AD Agencies
India’s advertising watchdog sets new rules on AI-generated content in ads
ASCI’s draft guidelines create a three-tier risk framework that tells brands exactly when to label synthetic content, when to ban it outright and when to leave it alone
MUMBAI: India’s advertising self-regulator has had enough of brands hiding behind artificial intelligence. The Advertising Standards Council of India has released draft guidelines on the responsible labelling of synthetically generated content in advertising. These guidelines establish a clear, risk-based framework that distinguishes between harmless AI use, AI use requiring disclosure, and prohibited AI use. The message to brands is blunt: transparency is not optional, and a label does not make an illegal ad legal.
The guidelines, which align with the Synthetically Generated Images Rules amended on 10 February 2026, define synthetically generated content broadly. It covers any advertisement that is artificially created, modified or materially altered to appear authentic, including deepfakes, synthetic spokespersons, AI voices and materially altered imagery. The focus, ASCI is at pains to stress, is on consumer outcomes rather than the technology itself. AI becomes a problem only when it misleads, exploits the vulnerable, depicts unsafe situations or replicates a real person’s likeness without consent.
The three tiers: banned, labelled and left alone
The framework divides AI advertising into three risk categories, each with sharply different consequences.
At the top sits high-risk content, which is flatly prohibited regardless of whether a brand slaps an AI label on it. This includes fabricating endorsements or testimonials, exaggerating product results through misleading visuals, creating fake locations that appear realistic, using deepfakes or a person’s likeness without consent, and deploying AI-generated fictional authority figures — such as a fake doctor promoting a health supplement — to imply medical expertise that does not exist. The point is important: an AI label does not sanitise content that violates the ASCI Code. A deepfake is a deepfake whether it is disclosed or not.
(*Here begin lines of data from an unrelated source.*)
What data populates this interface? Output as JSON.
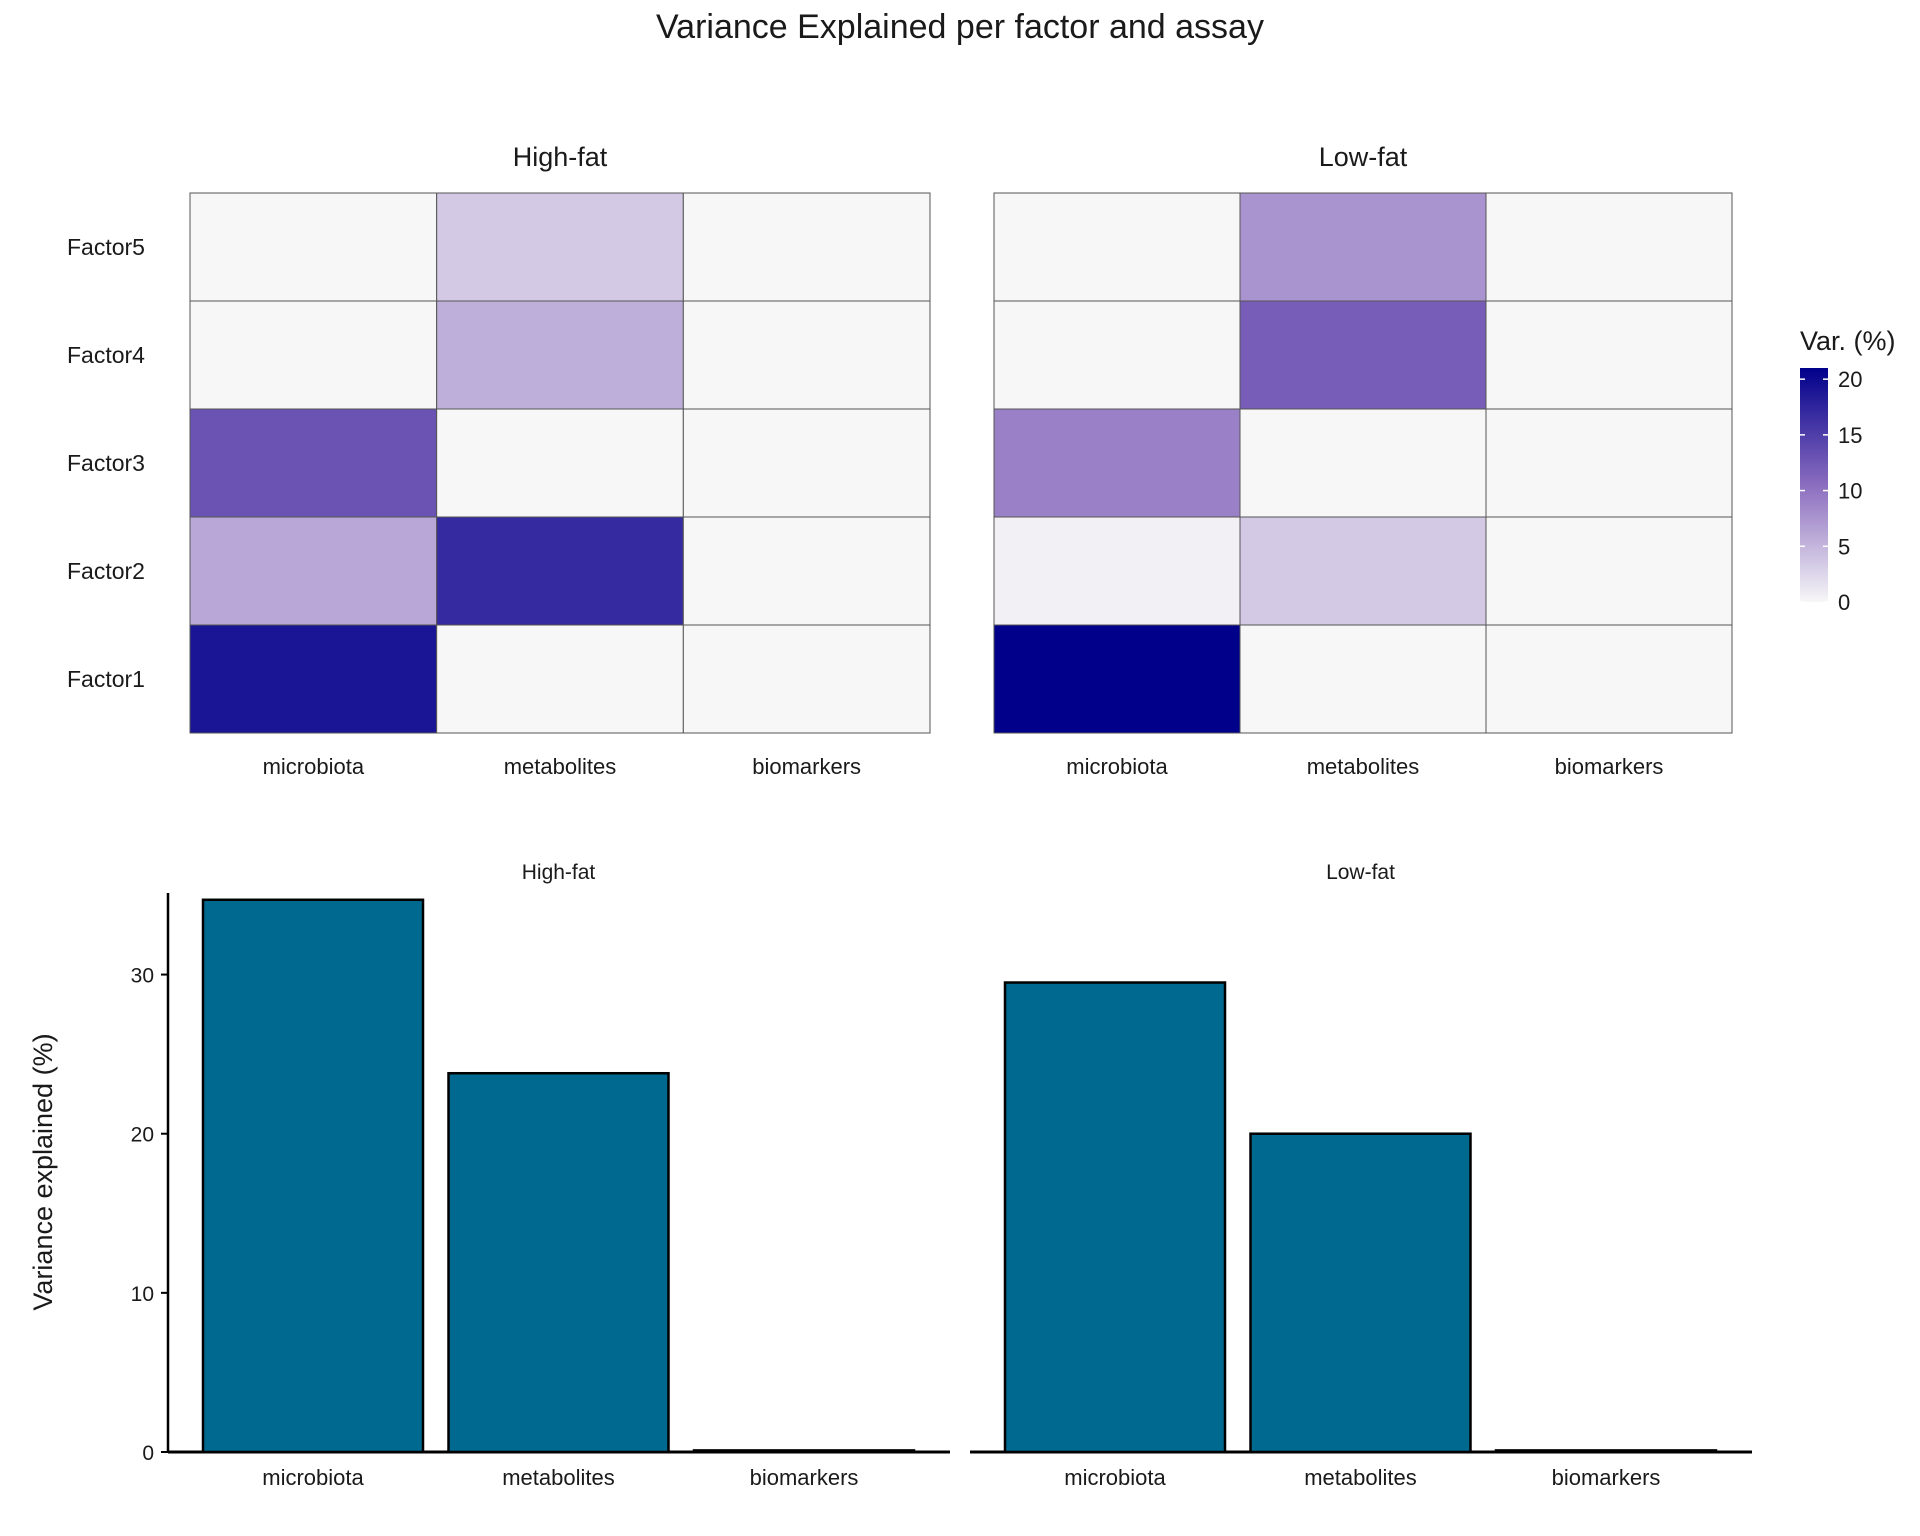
{
  "title": "Variance Explained per factor and assay",
  "colors": {
    "heat_low": "#f7f7f7",
    "heat_mid": "#8b6dbf",
    "heat_high": "#00008b",
    "bar_fill": "#00698f",
    "bar_stroke": "#000000",
    "grid_line": "#555555"
  },
  "chart_data": [
    {
      "type": "heatmap",
      "panels": [
        "High-fat",
        "Low-fat"
      ],
      "x_categories": [
        "microbiota",
        "metabolites",
        "biomarkers"
      ],
      "y_categories": [
        "Factor1",
        "Factor2",
        "Factor3",
        "Factor4",
        "Factor5"
      ],
      "values": {
        "High-fat": [
          [
            19,
            0,
            0
          ],
          [
            6,
            17,
            0
          ],
          [
            13,
            0,
            0
          ],
          [
            0,
            5.5,
            0
          ],
          [
            0,
            3.5,
            0
          ]
        ],
        "Low-fat": [
          [
            21,
            0,
            0
          ],
          [
            0.5,
            3.5,
            0
          ],
          [
            9,
            0,
            0
          ],
          [
            0,
            12,
            0
          ],
          [
            0,
            7.5,
            0
          ]
        ]
      },
      "legend": {
        "title": "Var. (%)",
        "ticks": [
          0,
          5,
          10,
          15,
          20
        ],
        "range": [
          0,
          21
        ],
        "position": "right"
      }
    },
    {
      "type": "bar",
      "panels": [
        "High-fat",
        "Low-fat"
      ],
      "categories": [
        "microbiota",
        "metabolites",
        "biomarkers"
      ],
      "series": [
        {
          "panel": "High-fat",
          "values": [
            34.7,
            23.8,
            0.1
          ]
        },
        {
          "panel": "Low-fat",
          "values": [
            29.5,
            20.0,
            0.1
          ]
        }
      ],
      "ylabel": "Variance explained (%)",
      "ylim": [
        0,
        35
      ],
      "yticks": [
        0,
        10,
        20,
        30
      ],
      "grid": false
    }
  ]
}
The middle tier covers medium-risk content, where labelling is mandatory. This is the territory where AI materially influences consumer decisions and the absence of disclosure would mislead. Brands must label advertisements that use virtual or synthetically generated influencers and ambassadors, replicate a real person’s likeness or voice even with their consent for personalised messaging, use synthetically generated visuals for product performance unless those visuals accurately replicate actual performance, and create realistic events or settings entirely with AI. The rules extend further: demonstrating a product that does not yet exist, such as a three-dimensional model of an unbuilt housing complex, requires a label, as does using AI-generated exaggerated sound effects that are highly relevant to a product’s core features — think audio in an advertisement for a headset. Paid or sponsored AI-generated product suggestions carry an additional requirement: they must be specifically labelled as “sponsored by.”
The bottom tier covers low-risk content, which needs no label at all. Routine colour correction, standard blemish removal, minor lighting tweaks, decorative AI-generated backgrounds, abstract skylines, ambient music, jingles and background crowd noise all fall here. So do obviously fantastical elements — dragons, fairies and the like — that no reasonable consumer would mistake for reality. Generating advertising copy, creating audio descriptions for the visually impaired and preparing documents in good faith are also exempted.
What the label must say
Where disclosure is required, brands may use standard formulations such as “Audio/Video created using AI” or “Audio/Video enhanced using AI”, or any alternative that accurately informs the consumer. Labels must follow ASCI’s existing disclaimer guidelines. The guidelines add a final, pointed caveat: synthetically generated content may still be considered misleading or objectionable even when correctly labelled, if the end effect is likely to mislead or harm the consumer. The label, in other words, is a floor, not a ceiling.
What it means for the industry
The guidelines land at a moment when AI is moving fast through Indian advertising, from synthetic brand ambassadors on social media to AI-generated product demonstrations on e-commerce platforms. The framework gives brands a workable decision tree: assess the risk, apply the label if required, and do not assume that disclosure excuses deception.
The harder question, as with all self-regulatory frameworks, is enforcement. ASCI has the guidelines. Whether brands follow them is another matter. India’s consumers, increasingly savvy about synthetic media, may well become the most effective enforcement mechanism of all.
AI in advertising is here to stay. ASCI has just told the industry exactly what the rules are. Now it has to play by them.